- Born: c. 1958 Flint, Michigan, U.S.
- Education: Michigan State University (BA)
- Known for: Chairman and former CEO of The Home Depot

= Craig Menear =

American business executive (born 1958)

Craig Menear (born c. 1958) is an American business executive. He serves as the chairman and is the former chief executive officer of The Home Depot.

==Early life==
Menear was born c. 1958 in Flint, Michigan. His father worked as a tool and die maker for General Motors.

Menear was educated at the Flint Central High School, graduating in 1975. He graduated from Michigan State University's Eli Broad College of Business in 1979.

==Career==
Menear began his career at several retailers. His first post-grad job was at Montgomery Ward, a department store chain. He previously worked for Builders Emporium and was a distribution manager for IKEA prior to working for Home Depot.

Menear joined Home Depot in 1997. He became executive vice president of merchandising in 2007. Succeeding Frank Blake in these roles, Menear has served as its chief executive officer since November 2014, and as its chairman since February 2015. He was given $11.5 million in 2016.
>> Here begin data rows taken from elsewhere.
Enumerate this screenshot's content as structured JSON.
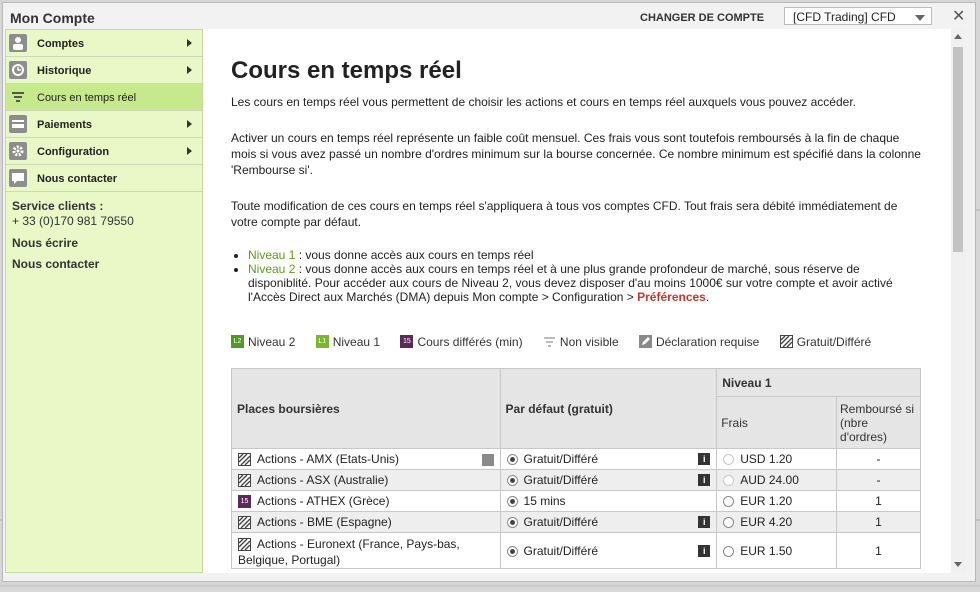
{
  "header": {
    "title": "Mon Compte",
    "switch_label": "CHANGER DE COMPTE",
    "account_selected": "[CFD Trading]  CFD",
    "close_glyph": "✕"
  },
  "sidebar": {
    "items": [
      {
        "label": "Comptes",
        "icon": "person-icon",
        "arrow": true,
        "active": false
      },
      {
        "label": "Historique",
        "icon": "history-icon",
        "arrow": true,
        "active": false
      },
      {
        "label": "Cours en temps réel",
        "icon": "filter-icon",
        "arrow": false,
        "active": true
      },
      {
        "label": "Paiements",
        "icon": "card-icon",
        "arrow": true,
        "active": false
      },
      {
        "label": "Configuration",
        "icon": "gear-icon",
        "arrow": true,
        "active": false
      },
      {
        "label": "Nous contacter",
        "icon": "chat-icon",
        "arrow": false,
        "active": false
      }
    ],
    "service_label": "Service clients :",
    "phone": "+ 33 (0)170 981 79550",
    "write_link": "Nous écrire",
    "contact_link": "Nous contacter"
  },
  "main": {
    "title": "Cours en temps réel",
    "intro": "Les cours en temps réel vous permettent de choisir les actions et cours en temps réel auxquels vous pouvez accéder.",
    "para2": "Activer un cours en temps réel représente un faible coût mensuel. Ces frais vous sont toutefois remboursés à la fin de chaque mois si vous avez passé un nombre d'ordres minimum sur la bourse concernée. Ce nombre minimum est spécifié dans la colonne 'Rembourse si'.",
    "para3": "Toute modification de ces cours en temps réel s'appliquera à tous vos comptes CFD. Tout frais sera débité immédiatement de votre compte par défaut.",
    "level1_name": "Niveau 1",
    "level1_text": " : vous donne accès aux cours en temps réel",
    "level2_name": "Niveau 2",
    "level2_text": " : vous donne accès aux cours en temps réel et à une plus grande profondeur de marché, sous réserve de disponiblité. Pour accéder aux cours de Niveau 2, vous devez disposer d'au moins 1000€ sur votre compte et avoir activé l'Accès Direct aux Marchés (DMA) depuis Mon compte > Configuration > ",
    "preferences_link": "Préférences",
    "period": "."
  },
  "legend": {
    "l2_badge": "L2",
    "l2": "Niveau 2",
    "l1_badge": "L1",
    "l1": "Niveau 1",
    "delayed_badge": "15",
    "delayed": "Cours différés (min)",
    "notvisible": "Non visible",
    "declaration": "Déclaration requise",
    "free": "Gratuit/Différé"
  },
  "table": {
    "col_market": "Places boursières",
    "col_default": "Par défaut (gratuit)",
    "col_level1": "Niveau 1",
    "col_fees": "Frais",
    "col_refund": "Remboursé si (nbre d'ordres)",
    "rows": [
      {
        "market": "Actions - AMX (Etats-Unis)",
        "badge": "free",
        "edit": true,
        "default": "Gratuit/Différé",
        "info": true,
        "fee": "USD 1.20",
        "fee_enabled": false,
        "refund": "-"
      },
      {
        "market": "Actions - ASX (Australie)",
        "badge": "free",
        "edit": false,
        "default": "Gratuit/Différé",
        "info": true,
        "fee": "AUD 24.00",
        "fee_enabled": false,
        "refund": "-"
      },
      {
        "market": "Actions - ATHEX (Grèce)",
        "badge": "15",
        "edit": false,
        "default": "15 mins",
        "info": false,
        "fee": "EUR 1.20",
        "fee_enabled": true,
        "refund": "1"
      },
      {
        "market": "Actions - BME (Espagne)",
        "badge": "free",
        "edit": false,
        "default": "Gratuit/Différé",
        "info": true,
        "fee": "EUR 4.20",
        "fee_enabled": true,
        "refund": "1"
      },
      {
        "market": "Actions - Euronext (France, Pays-bas, Belgique, Portugal)",
        "badge": "free",
        "edit": false,
        "default": "Gratuit/Différé",
        "info": true,
        "fee": "EUR 1.50",
        "fee_enabled": true,
        "refund": "1"
      }
    ]
  }
}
In January 2022, The Home Depot announced he would be stepping down as the CEO and President effective March 1, 2022 while continuing to serve as the chairman of the board. He is replaced by former executive vice president Ted Decker.

==Civic activities==
Menear is a donor to his alma mater, Michigan State University. He has also supported initiatives through Home Depot, including the Home Depot Political Action Committee and a disaster relief fund.

==Recognition==
In 2025, Menear was inducted as a Georgia Trustee, an honor given by the Georgia Historical Society in conjunction with the Governor of Georgia to individuals whose accomplishments and community service reflect the ideals of the founding body of Trustees, which governed the Georgia colony from 1732 to 1752.